An Adaptive Relational Database Development for Construction Robotic Application
Open Access
- Author:
- Beauchat, Tessa
- Area of Honors:
- Architectural Engineering
- Degree:
- Bachelor of Science
- Document Type:
- Thesis
- Thesis Supervisors:
- Yuqing Hu, Thesis Supervisor
Richard Mistrick, Thesis Honors Advisor - Keywords:
- Construction robotics
robotics
construction
database design
relational database - Abstract:
- The domain of construction robotics has been rapidly advancing in recent years. The rise of this technology has occurred for various reasons, but largely in response to the declining skilled labor making up the construction workforce. Construction robotics provide a reliable way to supplement the workforce, but also provide various other benefits in their implementation. This technology can improve jobsite safety, maximize efficiency, and work in conditions that may not be ideal or possible for human workers. While the technology surrounding construction robotics is rapidly advancing, integration within jobsites is occurring at a significantly slower rate. There are a variety of factors that are affecting adoption of this new technology, but many of them can be attributed to a lack of familiarity and knowledge surrounding construction robotics, which lead individuals to be hesitant regarding their implementation within a jobsite.

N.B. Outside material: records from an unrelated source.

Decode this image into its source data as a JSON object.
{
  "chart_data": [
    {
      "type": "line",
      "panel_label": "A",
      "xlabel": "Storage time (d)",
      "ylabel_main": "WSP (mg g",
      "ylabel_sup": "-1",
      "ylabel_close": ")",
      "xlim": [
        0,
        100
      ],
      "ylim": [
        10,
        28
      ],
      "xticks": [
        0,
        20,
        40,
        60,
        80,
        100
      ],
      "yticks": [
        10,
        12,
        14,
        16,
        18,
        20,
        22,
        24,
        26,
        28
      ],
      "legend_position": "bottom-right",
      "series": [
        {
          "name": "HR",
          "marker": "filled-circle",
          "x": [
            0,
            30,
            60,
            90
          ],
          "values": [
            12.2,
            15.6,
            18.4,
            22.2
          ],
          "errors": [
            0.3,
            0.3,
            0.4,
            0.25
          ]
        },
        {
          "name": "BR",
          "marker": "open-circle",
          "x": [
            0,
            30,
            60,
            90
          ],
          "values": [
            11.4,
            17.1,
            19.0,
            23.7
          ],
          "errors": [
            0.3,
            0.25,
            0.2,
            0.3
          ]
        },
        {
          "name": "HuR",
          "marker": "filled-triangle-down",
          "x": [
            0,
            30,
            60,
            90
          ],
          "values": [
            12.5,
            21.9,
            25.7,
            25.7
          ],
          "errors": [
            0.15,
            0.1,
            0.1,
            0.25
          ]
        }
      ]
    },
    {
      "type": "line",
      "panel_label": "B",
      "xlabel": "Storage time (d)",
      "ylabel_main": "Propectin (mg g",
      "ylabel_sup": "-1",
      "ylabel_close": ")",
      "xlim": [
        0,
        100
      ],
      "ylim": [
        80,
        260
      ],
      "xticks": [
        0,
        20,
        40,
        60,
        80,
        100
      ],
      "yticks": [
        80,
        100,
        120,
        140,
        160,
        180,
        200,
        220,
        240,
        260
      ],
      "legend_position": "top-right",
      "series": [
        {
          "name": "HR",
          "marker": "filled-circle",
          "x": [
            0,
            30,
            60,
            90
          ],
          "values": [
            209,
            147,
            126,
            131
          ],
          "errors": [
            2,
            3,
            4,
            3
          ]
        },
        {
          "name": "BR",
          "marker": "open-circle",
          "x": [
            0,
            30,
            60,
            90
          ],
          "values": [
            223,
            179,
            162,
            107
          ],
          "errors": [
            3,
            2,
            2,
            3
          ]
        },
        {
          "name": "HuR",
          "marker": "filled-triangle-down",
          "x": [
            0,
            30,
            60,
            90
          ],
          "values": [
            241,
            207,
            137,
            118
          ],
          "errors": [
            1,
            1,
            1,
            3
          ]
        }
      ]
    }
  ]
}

In order to best utilize this novel technology, it is imperative that advancements and discoveries about how to best integrate construction robotics within jobsites, schedules, and sequencing of work is being holistically researched alongside the technology itself. Capturing information about construction robotics in a usable format is a prerequisite to achieve this. This research aims to develop and validate a relational database model that can capture key features about construction robotics. Developing an accurate and effective way to manage data surrounding construction robotics enables significant future work including, but not limited to allowing individuals to search for robots and their associated information, creating opportunities to integrate robotic data into pre-existing construction robotic tools, and allowing construction teams to make more informed decisions regarding integrating construction robotics on their jobsites.